Jillian is told her model “looks bigger”. Heidi LOVES to tell the other models they look fat. It moistens her. Michael says Sweet P’s dress has “voodoo, has magic” and Heidi notes it’s slimming. Nina notes that “any of us girls, except Michael” would wear it. And he chimes in that he would too, “with the right shoe”. Who’s he kidding, he has a whole closet full of ladies shoes. And probably Uggs. Michael Kors is discussing VictorYA’s design and uses the word “reconnoitered” which I thought meant when you stake out the enemy’s territory. Does it also mean re-designed? Someone get me a dictionary. VictorYA might be going home because her outfit look bbbaaadddd. Definitely “not cute”.

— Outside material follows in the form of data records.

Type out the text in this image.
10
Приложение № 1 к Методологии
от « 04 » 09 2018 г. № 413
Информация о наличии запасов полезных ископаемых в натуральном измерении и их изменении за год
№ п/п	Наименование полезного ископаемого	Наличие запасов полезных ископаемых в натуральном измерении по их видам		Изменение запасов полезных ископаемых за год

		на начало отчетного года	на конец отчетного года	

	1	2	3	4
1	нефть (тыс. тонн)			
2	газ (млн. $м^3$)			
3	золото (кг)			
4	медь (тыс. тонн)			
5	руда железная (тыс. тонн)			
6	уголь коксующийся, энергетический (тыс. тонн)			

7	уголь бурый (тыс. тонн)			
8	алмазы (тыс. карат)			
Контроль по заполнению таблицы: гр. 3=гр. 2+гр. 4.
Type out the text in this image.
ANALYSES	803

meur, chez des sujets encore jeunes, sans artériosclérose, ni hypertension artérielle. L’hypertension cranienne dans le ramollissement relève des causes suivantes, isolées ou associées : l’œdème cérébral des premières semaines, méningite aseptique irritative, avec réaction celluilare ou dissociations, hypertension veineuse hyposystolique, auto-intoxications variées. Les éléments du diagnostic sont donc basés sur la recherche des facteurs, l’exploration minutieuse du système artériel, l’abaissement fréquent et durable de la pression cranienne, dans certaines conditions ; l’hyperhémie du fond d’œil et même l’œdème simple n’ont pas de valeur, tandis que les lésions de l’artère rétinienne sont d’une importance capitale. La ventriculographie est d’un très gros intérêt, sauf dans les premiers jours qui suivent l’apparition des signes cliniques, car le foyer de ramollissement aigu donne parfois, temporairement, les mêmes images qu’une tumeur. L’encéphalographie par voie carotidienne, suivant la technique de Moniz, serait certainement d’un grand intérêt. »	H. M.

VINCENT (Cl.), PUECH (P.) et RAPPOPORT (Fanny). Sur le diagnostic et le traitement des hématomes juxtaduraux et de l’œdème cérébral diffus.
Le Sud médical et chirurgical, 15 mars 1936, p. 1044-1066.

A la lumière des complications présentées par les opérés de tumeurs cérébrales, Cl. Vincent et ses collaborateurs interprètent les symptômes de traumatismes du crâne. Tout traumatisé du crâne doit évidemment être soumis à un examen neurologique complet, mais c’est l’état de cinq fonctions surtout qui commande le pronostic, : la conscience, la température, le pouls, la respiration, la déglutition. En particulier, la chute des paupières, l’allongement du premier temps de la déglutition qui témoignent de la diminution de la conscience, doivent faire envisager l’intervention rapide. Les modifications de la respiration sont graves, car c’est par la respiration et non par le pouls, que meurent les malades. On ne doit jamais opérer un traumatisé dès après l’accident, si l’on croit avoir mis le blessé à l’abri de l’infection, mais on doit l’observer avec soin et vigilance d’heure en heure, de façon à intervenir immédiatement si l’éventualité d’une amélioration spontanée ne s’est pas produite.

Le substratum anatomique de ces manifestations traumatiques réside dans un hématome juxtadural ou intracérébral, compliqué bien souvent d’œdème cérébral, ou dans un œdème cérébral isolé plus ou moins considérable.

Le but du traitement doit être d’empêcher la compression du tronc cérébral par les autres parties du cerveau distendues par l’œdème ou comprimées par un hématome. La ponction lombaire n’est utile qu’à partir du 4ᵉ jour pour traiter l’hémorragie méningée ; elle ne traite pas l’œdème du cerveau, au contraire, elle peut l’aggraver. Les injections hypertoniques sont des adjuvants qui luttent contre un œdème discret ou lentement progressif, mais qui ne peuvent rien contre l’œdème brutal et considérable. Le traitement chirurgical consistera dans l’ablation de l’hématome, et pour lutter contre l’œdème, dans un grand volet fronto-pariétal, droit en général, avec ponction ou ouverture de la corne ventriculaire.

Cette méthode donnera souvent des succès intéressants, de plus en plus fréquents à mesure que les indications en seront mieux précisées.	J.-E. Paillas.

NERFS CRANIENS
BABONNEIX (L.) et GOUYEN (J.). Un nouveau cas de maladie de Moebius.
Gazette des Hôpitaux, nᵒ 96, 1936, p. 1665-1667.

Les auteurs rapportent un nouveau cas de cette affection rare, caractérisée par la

Judges discuss. Tricky Ricky gave them the “lingerie experience” finally. Something I wouldn’t want personally, but wow, go Tricky. Still crying backstage. He must go through so much Kleenex in a month. Christian did redesign jeans. Wow. Heidi thought Jillian’s models looked like “a marshmallow”. Imagine her being your personal trainer. You’d be sobbing in a corner and weighing 90 lbs. eventually. Michael Kors thought Fashion Bear’s design looked “very Joan Cusack in ‘Working Girl'” You know he wants to be that Sigourney Weaver character so bad. VictorYa’s screwed. Maybe she should have her mother design it. The Mac Air is freaky and it gave my boyfriend a Machead orgasm. He might sell me to afford one.
It’s time. Noodles is in. Tricky Ricky won, and Christian is pissed. Jesus, was I wrong. God, does this mean I have to stop bagging on him. No. He’s still crying. VictorYA is trying to look like a sad orphan so they won’t axe her ass. Fashion Bear’s staying. It’s down to the Trenchcoat Mafia. Heidi says she was “confused” by Jillian’s design. Later, YA! Yeah, bring your Moms next time. VictorYA says it’s hard because she’s competitive. She does a weird bouncing wave goodbye. Did you know her and Christian were such good friends, they hug a lot. She intends to have a long and fulfilling career in fashion. Or at least her mother does.
Next – Sex moans? I have no idea. Maybe it has something to do with Tricky Ricky’s hats?